With "Ghost In The Shell," one of the biggest issues in terms of doing a live-action adaptation is that so much of the iconography has already been poached by mainstream Hollwyood action filmmaking anyway. It's safe to say that when the Wachowskis pitched "The Matrix," one of the things they were trying to do was make a live action movie that played with physics in the ways that anime did. Trinity looks like she burst right out of "Ghost In The Shell," and the Sentinels in the "Matrix" films totally look like they could be pulled directly off the pages of the manga or out of the various films or TV shows in the franchise.

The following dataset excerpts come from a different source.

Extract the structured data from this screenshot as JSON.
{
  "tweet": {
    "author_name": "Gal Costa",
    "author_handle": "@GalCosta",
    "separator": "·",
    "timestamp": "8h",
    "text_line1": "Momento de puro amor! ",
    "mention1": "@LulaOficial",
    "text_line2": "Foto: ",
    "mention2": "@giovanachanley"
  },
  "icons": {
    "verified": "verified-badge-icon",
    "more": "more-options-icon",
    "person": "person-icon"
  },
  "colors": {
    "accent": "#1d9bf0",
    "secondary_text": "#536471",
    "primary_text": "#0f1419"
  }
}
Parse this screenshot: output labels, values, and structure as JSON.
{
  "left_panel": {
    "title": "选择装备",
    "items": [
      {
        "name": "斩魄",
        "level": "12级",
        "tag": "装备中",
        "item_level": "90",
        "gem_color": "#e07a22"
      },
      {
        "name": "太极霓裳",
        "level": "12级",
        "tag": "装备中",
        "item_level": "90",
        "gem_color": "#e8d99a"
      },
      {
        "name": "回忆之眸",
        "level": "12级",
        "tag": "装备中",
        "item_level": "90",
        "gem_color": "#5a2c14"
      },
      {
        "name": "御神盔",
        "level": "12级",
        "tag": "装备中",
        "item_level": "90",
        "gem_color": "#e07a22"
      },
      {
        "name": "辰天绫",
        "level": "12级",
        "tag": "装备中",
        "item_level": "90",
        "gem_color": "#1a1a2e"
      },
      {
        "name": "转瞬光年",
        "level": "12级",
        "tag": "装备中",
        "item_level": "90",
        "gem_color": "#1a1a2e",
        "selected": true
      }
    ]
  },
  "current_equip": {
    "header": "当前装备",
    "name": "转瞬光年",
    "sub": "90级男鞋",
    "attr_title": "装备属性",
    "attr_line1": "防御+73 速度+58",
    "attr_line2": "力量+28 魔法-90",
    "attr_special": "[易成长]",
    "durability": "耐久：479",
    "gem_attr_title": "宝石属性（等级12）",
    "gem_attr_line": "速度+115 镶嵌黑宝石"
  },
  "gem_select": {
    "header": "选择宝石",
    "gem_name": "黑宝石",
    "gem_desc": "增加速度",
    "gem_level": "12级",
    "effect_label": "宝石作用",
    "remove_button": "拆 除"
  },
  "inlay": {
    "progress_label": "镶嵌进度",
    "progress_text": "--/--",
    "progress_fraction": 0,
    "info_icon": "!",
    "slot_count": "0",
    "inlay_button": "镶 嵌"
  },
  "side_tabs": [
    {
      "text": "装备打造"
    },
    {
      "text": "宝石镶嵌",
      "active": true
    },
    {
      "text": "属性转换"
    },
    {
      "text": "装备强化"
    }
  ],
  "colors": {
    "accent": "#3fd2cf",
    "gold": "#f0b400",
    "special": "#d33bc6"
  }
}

Rupert Sanders was up against a fairly stiff piece of writing when making "Snow White And The Huntsman." It is a deadly script, at least as presented in the final film, and familiar in so many ways that it's hard to even judge it as a film. What it did have going for it was a visual style that seemed fairly sophisticated. There are some technical things Sanders did that were very impressive, like his handling of the dwarves or the ways he depicted the effects of the hallucinogenic apples or the Miyazaki-like king stag of the forest. The stuff between Charlize Theron and the creepy oil-like mirror figure is beautiful to look at. Does that mean he's going to be the right guy to finally get "Ghost In The Shell" made? I don't know, but I am curious to see what he does with Public Security Section 9 and the Japan of 50 years from now.

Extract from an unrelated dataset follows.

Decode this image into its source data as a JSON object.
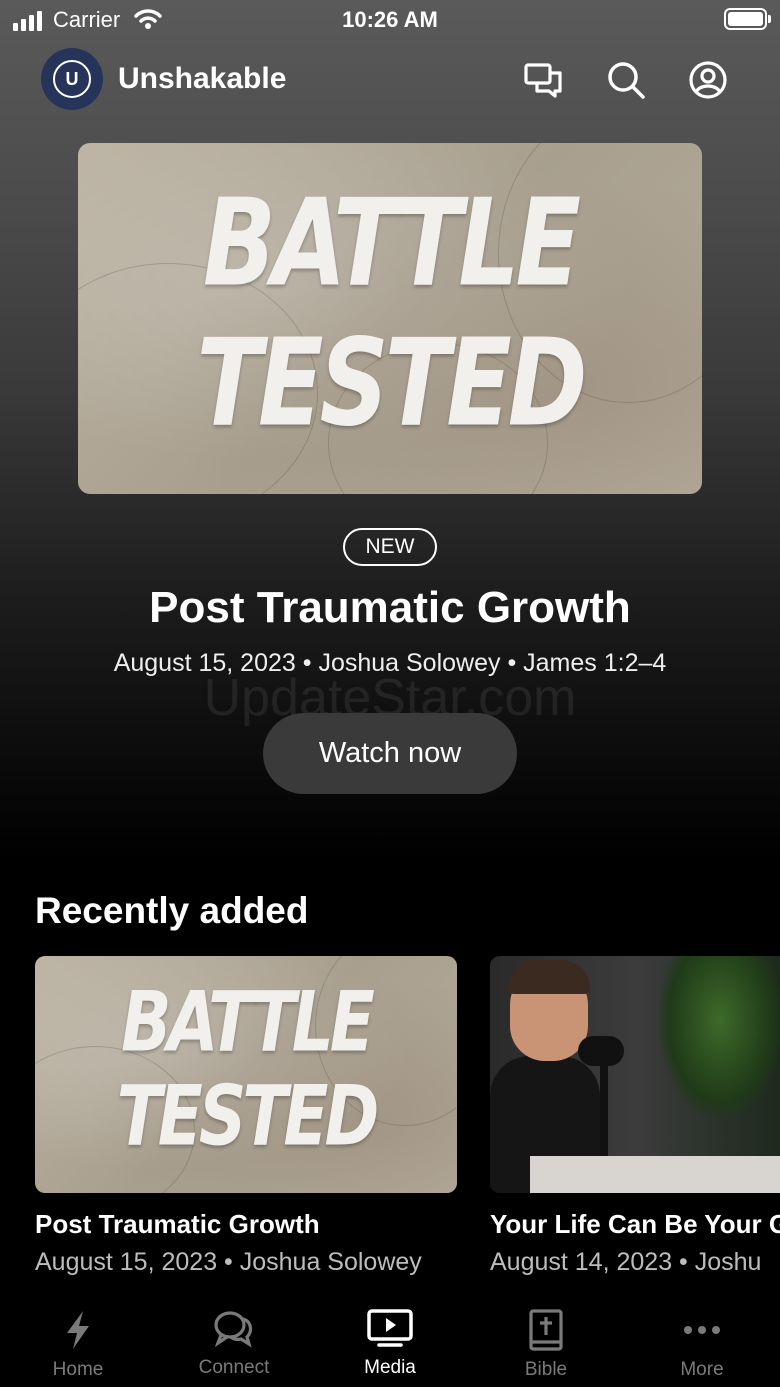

In the first film, Section 9 goes after The Puppet Master, and we meet Motoko Kusanagi, a sleeker and more outrageous sort of robocop. We're introduced to the concept of the cyberbrains, Momoru Oshii's two feature films are really beautiful and very inwardly-driven in terms of character. William Wheeler, Laeta Kalogridis, and Jamie Moss have all taken shots at the script since Dreamworks came onboard in 2008, and I've heard repeatedly that Steven Spielberg is a genuine fan of Masamune Shirow's original manga and all of the various film and TV incarnations over the years. He's determined to get it made, which is why Dreamworks has put in the five years of development. They even released the sequel to Oshii's original film, called "Innocence," when it got a US release.

No word yet on what version of the many different iterations of "Ghost In The Shell" that they're actually planning to adapt, but one would suspect it's all up for grabs, and that they'd try to build something unique to this new Dreamworks incarnation. This is, if done properly, a big franchise for Dreamworks, if the number of titles that have been generated for French film and TV are anything to judge by.

No word on when Sanders will tackle this one. He's got a lot of other projects also in development. It's a big vote of confidence for Sanders from Dreamworks. This one's important in him, so they must see something in him.